I know that once Reverend Finlay learned the facts of what the Canadian Government was doing to its own citizens, he needed no further encouragement cry out in thunderous protest against “man’s inhumanity to man”. He was the first minister to preach those challenging sermons, concerning the plight of the Japanese in Canada.
– Ed Kitagawa, nominating Jim Finlay for the Order of Canada, Dec. 10, 1984
I can think of no better way to end this chapter of the much larger story referenced in my opening disclaimer, except to leave you with Jim Finlay’s January 1943 note to his by-then former houseguests, as an epilogue:
You will never know how much the Finlays miss the Kitagawas. You never made a great deal of noise at 24 Wellesley. As a matter of fact, Mrs. Finlay and I used to marvel at how quiet so many people could be. But oh! what a quietness has been there since that Friday night. Certainly for a while, silence fell in chunks. It was like a great aching of something close to your heart that had been taken away. To tell the truth, that is what it really had become in the last six months. We shall always be very thankful to God that, if the Kitagawas had to be pulled up by the roots, and go through the very serious adjustments that these days demand, that in it all He gave to us the high privilege of letting you live close to us for a little while. Something very deep and rich has happened to our hearts because of your presence and that of the youngsters with us.
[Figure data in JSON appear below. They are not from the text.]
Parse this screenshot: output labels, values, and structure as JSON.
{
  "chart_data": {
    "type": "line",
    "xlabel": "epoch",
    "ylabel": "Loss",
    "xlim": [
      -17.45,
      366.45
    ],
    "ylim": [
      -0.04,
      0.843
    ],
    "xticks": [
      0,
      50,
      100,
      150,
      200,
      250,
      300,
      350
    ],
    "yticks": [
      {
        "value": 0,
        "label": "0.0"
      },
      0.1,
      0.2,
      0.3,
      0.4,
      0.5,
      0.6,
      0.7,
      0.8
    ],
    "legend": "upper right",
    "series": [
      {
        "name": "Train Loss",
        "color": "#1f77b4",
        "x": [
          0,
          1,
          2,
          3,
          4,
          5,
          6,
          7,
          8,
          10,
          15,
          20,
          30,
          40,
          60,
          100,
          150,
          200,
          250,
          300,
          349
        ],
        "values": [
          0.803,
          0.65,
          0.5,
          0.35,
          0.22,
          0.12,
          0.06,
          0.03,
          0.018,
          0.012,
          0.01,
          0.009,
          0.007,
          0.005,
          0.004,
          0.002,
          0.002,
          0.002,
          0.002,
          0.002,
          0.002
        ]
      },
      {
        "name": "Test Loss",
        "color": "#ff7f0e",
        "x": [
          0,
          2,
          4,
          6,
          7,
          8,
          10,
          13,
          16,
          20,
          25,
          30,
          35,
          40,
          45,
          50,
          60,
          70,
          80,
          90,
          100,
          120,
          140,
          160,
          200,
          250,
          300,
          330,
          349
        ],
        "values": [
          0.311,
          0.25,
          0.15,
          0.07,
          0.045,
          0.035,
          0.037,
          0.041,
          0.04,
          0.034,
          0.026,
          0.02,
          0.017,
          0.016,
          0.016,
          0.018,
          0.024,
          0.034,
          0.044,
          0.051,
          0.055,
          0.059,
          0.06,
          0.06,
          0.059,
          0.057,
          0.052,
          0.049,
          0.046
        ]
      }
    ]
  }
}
NB/ In that last line Jim Finlay speaks to his compassionate underlying philosophy of teaching by example for those generations that would follow in his footsteps. Two of the “youngsters” to whom he refers who also lived in that crowded house – and would have watched all of this history play out in real time as high school students at nearby Jarvis Collegiate – were the Finlay’s two teen-aged daughters, Marion and her little sister, (and my own dear mother) Lois.
PS/ I am further happy to report that I also see signs of the continuation of that same natural acceptance of anti-racist truth in our own great-granddaughter and many of her generation.
Again, HAPPY CANADA DAY!!!
ONWARD!!! OXO
The Reverend Dr. James M. and Mrs. Aleta Finlay, pictured around Canada Day, 1952, with much of their still growing family at their modest clapboard summer cottage near Brock Beach on Georgian Bay.